Psalm 84: pilgrimage song
This is one of those psalms where the NJB footnotes prove very useful. From them, we are able to see that it is a pilgrimage song used by those on the way to Jerusalem. Even more, from the reference to “early rain” in verse 6, we can ascertain that it was likely used during the Feast of Shelters.
The psalm expresses the writer’s desire to be close to God. The terms used are God’s courts, His altars, His House, Zion, His threshold. Earthly counterparts are contrasted with these Godly places in verse 10: “Better one day in your courts than a thousand at my own devices, to stand on the threshold of God’s house than to live in the tents of the wicked.” Notice how the author doesn’t make apples to apples comparisons here. He refers to God’s threshold, which is the entrance to the house but not inside the house, while he talks about living “in the tents of the wicked”. This is to make the contrast even more evident, which is the same reason for the “one day” to “thousand” days comparison as well.
I chuckled at verse 11 when I read it: “Yahweh refuses nothing good to those whose life is blameless.” After all, whose life is blameless but Christ’s?
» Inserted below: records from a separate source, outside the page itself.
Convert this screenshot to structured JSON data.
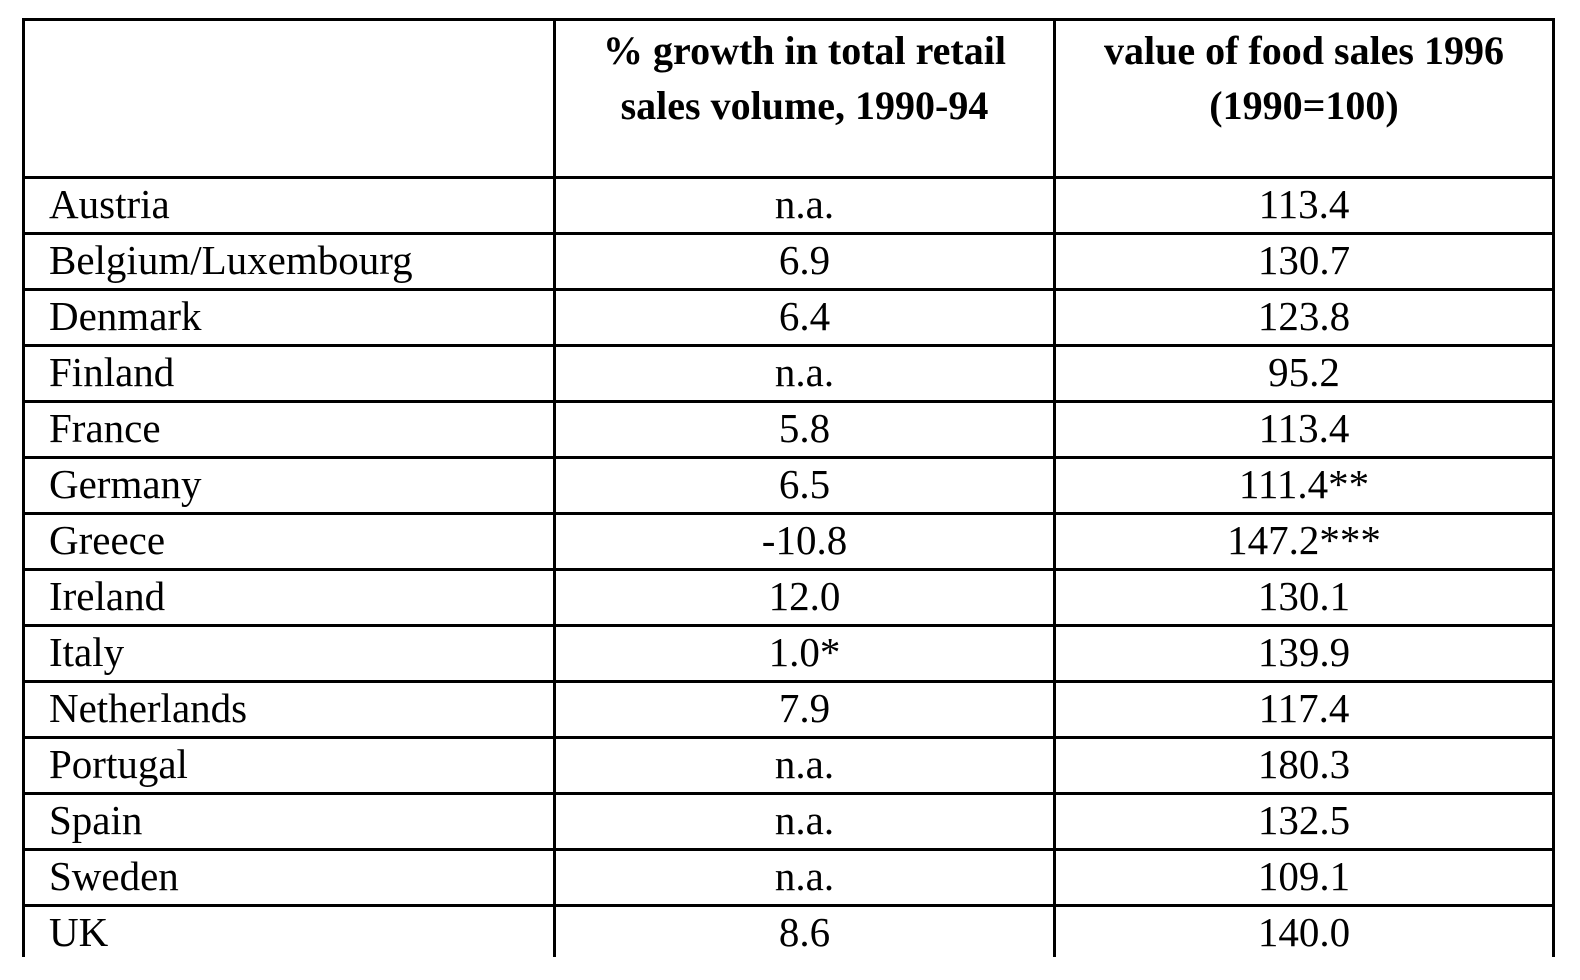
{
  "table": {
    "headers": [
      "",
      "% growth in total retail sales volume, 1990-94",
      "value of food sales 1996 (1990=100)"
    ],
    "rows": [
      {
        "country": "Austria",
        "growth": "n.a.",
        "food_value": "113.4"
      },
      {
        "country": "Belgium/Luxembourg",
        "growth": "6.9",
        "food_value": "130.7"
      },
      {
        "country": "Denmark",
        "growth": "6.4",
        "food_value": "123.8"
      },
      {
        "country": "Finland",
        "growth": "n.a.",
        "food_value": "95.2"
      },
      {
        "country": "France",
        "growth": "5.8",
        "food_value": "113.4"
      },
      {
        "country": "Germany",
        "growth": "6.5",
        "food_value": "111.4**"
      },
      {
        "country": "Greece",
        "growth": "-10.8",
        "food_value": "147.2***"
      },
      {
        "country": "Ireland",
        "growth": "12.0",
        "food_value": "130.1"
      },
      {
        "country": "Italy",
        "growth": "1.0*",
        "food_value": "139.9"
      },
      {
        "country": "Netherlands",
        "growth": "7.9",
        "food_value": "117.4"
      },
      {
        "country": "Portugal",
        "growth": "n.a.",
        "food_value": "180.3"
      },
      {
        "country": "Spain",
        "growth": "n.a.",
        "food_value": "132.5"
      },
      {
        "country": "Sweden",
        "growth": "n.a.",
        "food_value": "109.1"
      },
      {
        "country": "UK",
        "growth": "8.6",
        "food_value": "140.0"
      }
    ]
  }
}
But one has to look at this in the historical context. The Feast of Shelters occurs five days after Yom Kippur, which is the most important Jewish holiday of the year. It is the Day of Atonement, when one obtains forgiveness for all of the sins from the past year. Therefore, it stands to reason that a person going to the Feast of Shelters would rejoice at having obtained reconciliation, and thus, a blameless life, in the eyes of God, after Yom Kippur. They could refer to their lives as “blameless”, more or less, if they hadn’t done anything bad in the few days between the two holidays.
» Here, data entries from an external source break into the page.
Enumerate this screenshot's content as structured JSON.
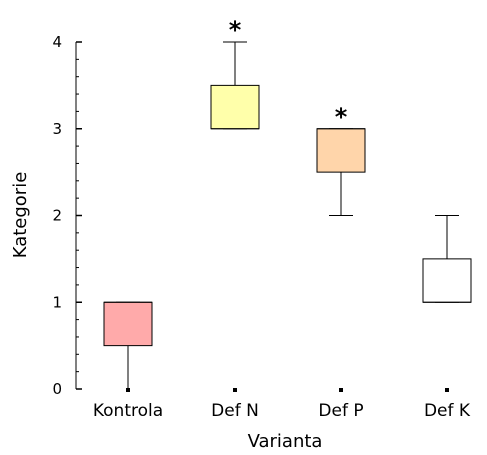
{
  "chart_data": {
    "type": "boxplot",
    "title": "",
    "xlabel": "Varianta",
    "ylabel": "Kategorie",
    "ylim": [
      0,
      4
    ],
    "yticks": [
      "0",
      "1",
      "2",
      "3",
      "4"
    ],
    "categories": [
      "Kontrola",
      "Def N",
      "Def P",
      "Def K"
    ],
    "boxes": [
      {
        "name": "Kontrola",
        "min": 0,
        "q1": 0.5,
        "median": 1,
        "q3": 1,
        "max": 1,
        "color": "#ffaaaa",
        "significance": ""
      },
      {
        "name": "Def N",
        "min": 3,
        "q1": 3,
        "median": 3,
        "q3": 3.5,
        "max": 4,
        "color": "#ffffaa",
        "significance": "*"
      },
      {
        "name": "Def P",
        "min": 2,
        "q1": 2.5,
        "median": 3,
        "q3": 3,
        "max": 3,
        "color": "#ffd5aa",
        "significance": "*"
      },
      {
        "name": "Def K",
        "min": 1,
        "q1": 1,
        "median": 1,
        "q3": 1.5,
        "max": 2,
        "color": "#ffffff",
        "significance": ""
      }
    ],
    "grid": false,
    "legend": "none"
  }
}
By the same token, our lives can be blameless as well. You see, a Jew could obtain forgiveness from sins by making a sacrifice and confessing their sins over the head of that animal or bird. Their record after that reconciliation with God would be blameless. We too, can confess our sins and claim the sacrifice of Jesus Christ, thus reconciliating ourselves with God and obtaining forgiveness for our sins. Christ’s sacrifice rendered individual animal sacrifices unnecessary, since He was the sacrificial Lamb that the Old Testament prophesied.
While we do not have a Feast of Shelters, we can sing this psalm, if we so desire, on our way to church, knowing that we have obtained forgiveness through Jesus Christ and our prayers, encouraged by the hope of the new life that awaits us after this one, a life of eternity spent with God, in His courts.